We're Better at Recognizing a Pickup Line
In a 2008 study of heterosexual college students, guys who were shown images of platonic and sexually interested women had a harder time distinguishing between friendly and frisky cues. Men were slightly more likely than women to misidentify the friendly images as sexually interested. While women did mistake about a third of the sexually interested images for folks just being friendly, men did even worse, leading the researchers to deem them as the "perceptually insensitive" sex (feel free to use that line on a clueless date).
Well, at least our circadian rhythms are faster. Researchers at Harvard-affiliated Brigham and Women's Hospital found that the cycle length of the daily biological clock in women was shorter than it was in men (six minutes, on average). This means that many of us tend to wake up earlier—and this gives us an excuse to go to bed earlier than our partners.
We Make More Effective Congresspeople (When We Manage to Get Elected)
Regardless of party affiliation, congressional women deliver more federal projects to their home districts and sponsor and co-sponsor more legislation than their male colleagues. In a study that was recently published in The American Journal of Political Science, researchers from Stanford University and the University of Chicago attributed women's political success not to some innate political instinct but to the fact that it's really hard for us to get elected (there are currently 360 men and 75 women in the House; 83 men and 17 women in the Senate). They theorize that women feel immense pressure to measure up, so instead of meeting expectations, we surpass them.
We're Better Educated
We've been hearing for decades that women earn more bachelor's degrees than men.

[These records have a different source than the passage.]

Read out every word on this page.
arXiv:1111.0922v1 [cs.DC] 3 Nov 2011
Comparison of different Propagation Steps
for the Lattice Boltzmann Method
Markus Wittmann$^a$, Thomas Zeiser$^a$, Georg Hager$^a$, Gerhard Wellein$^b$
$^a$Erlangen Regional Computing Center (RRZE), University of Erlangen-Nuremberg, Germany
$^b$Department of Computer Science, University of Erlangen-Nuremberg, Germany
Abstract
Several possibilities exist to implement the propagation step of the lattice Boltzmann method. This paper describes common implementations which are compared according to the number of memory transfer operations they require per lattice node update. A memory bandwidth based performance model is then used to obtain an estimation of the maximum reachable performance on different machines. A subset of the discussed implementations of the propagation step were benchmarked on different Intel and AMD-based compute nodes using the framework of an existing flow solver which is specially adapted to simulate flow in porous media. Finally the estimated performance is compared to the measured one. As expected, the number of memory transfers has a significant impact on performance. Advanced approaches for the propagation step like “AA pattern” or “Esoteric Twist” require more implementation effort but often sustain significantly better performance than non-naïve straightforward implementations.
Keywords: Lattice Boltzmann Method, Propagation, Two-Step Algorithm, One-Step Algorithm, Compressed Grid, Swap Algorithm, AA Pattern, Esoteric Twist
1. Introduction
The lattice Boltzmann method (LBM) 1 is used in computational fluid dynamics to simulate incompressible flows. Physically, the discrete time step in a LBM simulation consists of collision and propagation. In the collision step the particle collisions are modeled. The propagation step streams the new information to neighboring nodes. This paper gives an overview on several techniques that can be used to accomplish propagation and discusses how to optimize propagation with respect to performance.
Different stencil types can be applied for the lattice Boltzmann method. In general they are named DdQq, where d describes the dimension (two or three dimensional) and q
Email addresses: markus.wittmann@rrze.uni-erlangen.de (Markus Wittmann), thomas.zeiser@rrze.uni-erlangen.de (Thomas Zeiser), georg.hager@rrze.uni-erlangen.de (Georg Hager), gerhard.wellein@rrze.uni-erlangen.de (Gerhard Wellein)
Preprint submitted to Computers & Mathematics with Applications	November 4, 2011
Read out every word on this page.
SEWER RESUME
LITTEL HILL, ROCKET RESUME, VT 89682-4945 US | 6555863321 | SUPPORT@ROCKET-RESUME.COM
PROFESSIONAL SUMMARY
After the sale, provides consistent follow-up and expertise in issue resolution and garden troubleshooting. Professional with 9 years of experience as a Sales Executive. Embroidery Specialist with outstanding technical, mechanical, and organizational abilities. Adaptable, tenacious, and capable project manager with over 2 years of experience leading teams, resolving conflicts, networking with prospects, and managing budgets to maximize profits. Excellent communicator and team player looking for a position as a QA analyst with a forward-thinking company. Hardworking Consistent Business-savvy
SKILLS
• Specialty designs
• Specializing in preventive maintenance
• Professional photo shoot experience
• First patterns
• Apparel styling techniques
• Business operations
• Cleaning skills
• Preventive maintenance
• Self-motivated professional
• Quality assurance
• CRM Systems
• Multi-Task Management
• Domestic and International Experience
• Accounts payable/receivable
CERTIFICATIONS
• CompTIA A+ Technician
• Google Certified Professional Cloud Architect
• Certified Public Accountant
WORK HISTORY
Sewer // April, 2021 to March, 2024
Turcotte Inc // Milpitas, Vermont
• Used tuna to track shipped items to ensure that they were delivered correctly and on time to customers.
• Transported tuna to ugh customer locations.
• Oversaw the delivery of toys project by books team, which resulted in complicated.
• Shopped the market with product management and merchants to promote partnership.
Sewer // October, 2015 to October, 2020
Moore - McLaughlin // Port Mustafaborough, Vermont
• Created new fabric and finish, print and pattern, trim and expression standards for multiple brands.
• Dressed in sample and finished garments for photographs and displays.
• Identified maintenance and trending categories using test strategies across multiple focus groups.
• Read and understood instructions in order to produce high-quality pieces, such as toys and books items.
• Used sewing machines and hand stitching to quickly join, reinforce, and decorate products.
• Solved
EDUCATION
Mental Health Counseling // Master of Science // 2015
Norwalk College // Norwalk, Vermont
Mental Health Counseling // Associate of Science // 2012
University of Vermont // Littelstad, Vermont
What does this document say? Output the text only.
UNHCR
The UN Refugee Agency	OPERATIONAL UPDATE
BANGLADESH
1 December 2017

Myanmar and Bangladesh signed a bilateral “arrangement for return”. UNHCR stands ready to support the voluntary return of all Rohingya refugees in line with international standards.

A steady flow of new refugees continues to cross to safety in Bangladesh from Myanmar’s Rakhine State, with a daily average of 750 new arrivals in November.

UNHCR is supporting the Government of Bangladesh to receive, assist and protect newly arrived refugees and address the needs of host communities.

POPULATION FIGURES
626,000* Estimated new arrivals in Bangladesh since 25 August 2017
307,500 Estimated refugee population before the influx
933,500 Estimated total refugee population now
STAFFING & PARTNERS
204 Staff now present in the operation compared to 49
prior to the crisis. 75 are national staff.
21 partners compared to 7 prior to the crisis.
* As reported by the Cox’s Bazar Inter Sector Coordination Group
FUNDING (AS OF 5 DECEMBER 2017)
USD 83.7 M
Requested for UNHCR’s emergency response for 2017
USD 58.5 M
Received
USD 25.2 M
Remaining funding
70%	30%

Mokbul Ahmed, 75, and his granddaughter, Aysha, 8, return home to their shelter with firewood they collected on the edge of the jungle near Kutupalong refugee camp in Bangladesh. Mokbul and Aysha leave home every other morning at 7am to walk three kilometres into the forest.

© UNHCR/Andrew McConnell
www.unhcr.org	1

But in the 2008-2009 academic year, women earned 60 percent of all master's degrees and finally caught up with men in earning 50.4 percent of doctoral degrees. Congratulations, graduates!
We Have Stronger Immune Systems
A 2009 study by scientists at McGill University indicated that women have a built-in mechanism to protect from infection. Estrogen naturally found in our bodies suppresses an enzyme that interferes with our defense system. These findings may inspire estrogen-based treatments to boost immunity in those (ahem, men) who don't already possess the hormone.
We're More Likely to See a Doctor
Women reported in a national survey in June 2011 that we're three times more likely than men to see a physician on a regular basis.
We Mature Into Healthier Eaters
Studies show that while too many kids are eating junk food (20 to 33 percent eat it three times a week), girls are more likely than guys to lose the taste for it after adolescence. This may explain why you haven't been to a Taco Bell since your senior class trip.
We're at Far Lower Risk for Blood Disease
Hemophilia is a disorder that prevents blood from clotting normally, and can lead to excessive and internal bleeding. It's caused by a gene defect located on the X chromosome. Women will not develop the disease unless both chromosomes are affected—and that's extremely rare. Because men only have one X chromosome, they are much more susceptible to hemophilia.
We Ensure the Continuation of the Human Race
At least until that cloning technology gets sorted out.
We Have the Power to Reassure
Participants in a 2010 study who were tapped on the shoulder by a female researcher invested significantly more money in a wager than those patted by a man, leading researchers to theorize that contact with a woman triggered a confidence boost similar to the one they received as children from their mother's touch.
After Facial Surgery, We're Camera-Ready Sooner
Men don't look as good after facial surgeries (like the removal of cancerous basal cells), and it's not just because women are more adept at applying concealer. "The hair follicles in men's faces require more blood vessels," explains Phil Haeck, MD, the president of the American Society of Plastic and Reconstructive Surgeons, and a surgeon with a private practice in Seattle. "Because men's faces are more vascular, they tend to bruise more."
Our Hearts Respond Better to Healthy Choices
When it comes to heart disease, women can be more strongly impacted than men by risk factors like diabetes and cholesterol levels, according to the American Heart Association. The flip side is that making healthy lifestyle modifications—getting more exercise and eating right to control blood sugar and cholesterol—may yield greater benefits to women.
We Hold the Record for a Heart Reboot
The longest-surviving open-heart surgery patient in the world is a British woman named Sadie Purdy. She was born with a hole in her heart in 1924, and when she was 17, she suffered complications that required one of the valves in her heart to be tied. Doctors weren't sure whether she'd survive the procedure, which was then still in the experimental stage. Ms. Purdy did, and entered Guinness World Records in 2004. At 86, she's living in a nursing home in England.
Luck is a Lady
Photo: Courtesy of DC Comics
...And Death is a Woman
In Neil Gaiman's cult-hit comic book series, The Sandman
, Death was a hip young woman who would spend a day every century living and dying as a mortal to understand the value of human life. While there's no proof that women are kinder than men, this version of Death is certainly more empathetic than the scythe-wielding Grim Reaper.